Why I was running for Governor of New Jersey

by Monica Brinson 

I managed approximately 90 people on the Hurricane Sandy Project in 2013 as an Eligibility Analyst Supervisor, working 12 hours a day, 7 days a week. This experience changed my life and opened my eyes to the depth of widespread injustice in our beautiful State of New Jersey.  On one hand, I was in contact with wonderful citizens, down on their luck, and on the other, I saw firsthand how political power and personal gain was more important than providing timely hurricane relief.

During the course of my Supervisor role, l fought for my team’s rights, such as having basic tools to do our job, as we worked in a hostile environment with the agency Quadel they wasted our tax dollars holding up the process to get hurricane Sandy victims their money; it was at that time when we were told to focus first on Ocean County because it was an election year for the Governor.  I was outraged by this, as eight other counties were hit hard as well and I didn’t understand why we couldn’t serve everyone at once since we had a full staff. We spent hours on that job to assist the victims of Hurricane Sandy as they purposely held up documents that we needed to process so that our neighbors could start rebuilding. People’s vulnerable lives became political tools and this disgusted me.

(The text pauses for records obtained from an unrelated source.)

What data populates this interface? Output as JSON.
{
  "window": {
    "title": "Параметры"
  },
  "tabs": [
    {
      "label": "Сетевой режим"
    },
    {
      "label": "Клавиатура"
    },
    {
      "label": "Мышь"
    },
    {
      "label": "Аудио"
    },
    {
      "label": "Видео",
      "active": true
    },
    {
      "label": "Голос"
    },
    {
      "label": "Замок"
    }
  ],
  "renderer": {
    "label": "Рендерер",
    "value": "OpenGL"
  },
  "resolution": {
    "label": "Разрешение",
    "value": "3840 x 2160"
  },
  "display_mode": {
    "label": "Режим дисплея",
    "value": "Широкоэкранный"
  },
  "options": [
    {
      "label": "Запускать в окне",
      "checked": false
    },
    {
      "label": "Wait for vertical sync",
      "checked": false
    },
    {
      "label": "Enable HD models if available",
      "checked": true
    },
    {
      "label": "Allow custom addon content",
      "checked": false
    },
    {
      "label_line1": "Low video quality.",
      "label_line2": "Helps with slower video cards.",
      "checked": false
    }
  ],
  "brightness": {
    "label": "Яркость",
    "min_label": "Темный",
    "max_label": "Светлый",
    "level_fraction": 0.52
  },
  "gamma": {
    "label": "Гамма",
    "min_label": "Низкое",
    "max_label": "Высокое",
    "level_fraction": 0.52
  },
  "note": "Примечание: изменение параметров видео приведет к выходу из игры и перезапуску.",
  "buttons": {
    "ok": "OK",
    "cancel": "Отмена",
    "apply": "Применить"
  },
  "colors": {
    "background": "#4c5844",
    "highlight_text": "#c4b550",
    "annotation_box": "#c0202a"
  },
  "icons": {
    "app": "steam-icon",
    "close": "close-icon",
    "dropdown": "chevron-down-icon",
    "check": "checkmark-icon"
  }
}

I worked out of a building in Newark where the Governor’s office was a couple of floors below me. The State Commissioner from the Department of Community Affairs responsible for overseeing the hurricane Sandy project quietly left and got a new job away from the corrupt administration.

To balance my helplessness against those in power, I became a mentor to many during the period. Most of my team was made up of unemployed, underemployed (like myself, at the time I worked part-time at Target in the HR dept.)   hard working, good people. I empowered my team by teaching them interviewing skills and how to engage in a corporate environment because that would be how we could fight back, by bettering ourselves first.  For example, I helped a single mom named Shaya from Newark. She worked for me – a single mom who thrusts for more out of life for her child and for herself – she is one, of the many reasons why I will fight for New Jersey because there are many Shaya’s in our state.

I will no longer be standing on the sidelines for New Jersey.  I will fight hard, front and center. I vowed to my team that what we experienced would never happen again. I still talk to my team, comprised of many single mothers and people from all walks of life, who stopped everything, just to help their neighbors rebuild. People who didn’t have the opportunities that I had,  people who watched their friends get shot in the streets of Newark, people whose voice I can hear when no one else responds to their  cry.

I invite anyone who needs a compassionate leader to champion their cause, to contact me so that we can fix what is broken.

 

Monica Brinson aborted her campaign for the Democratic nomination for governor in April, citing unspecified dangers she encountered while developing her campaign.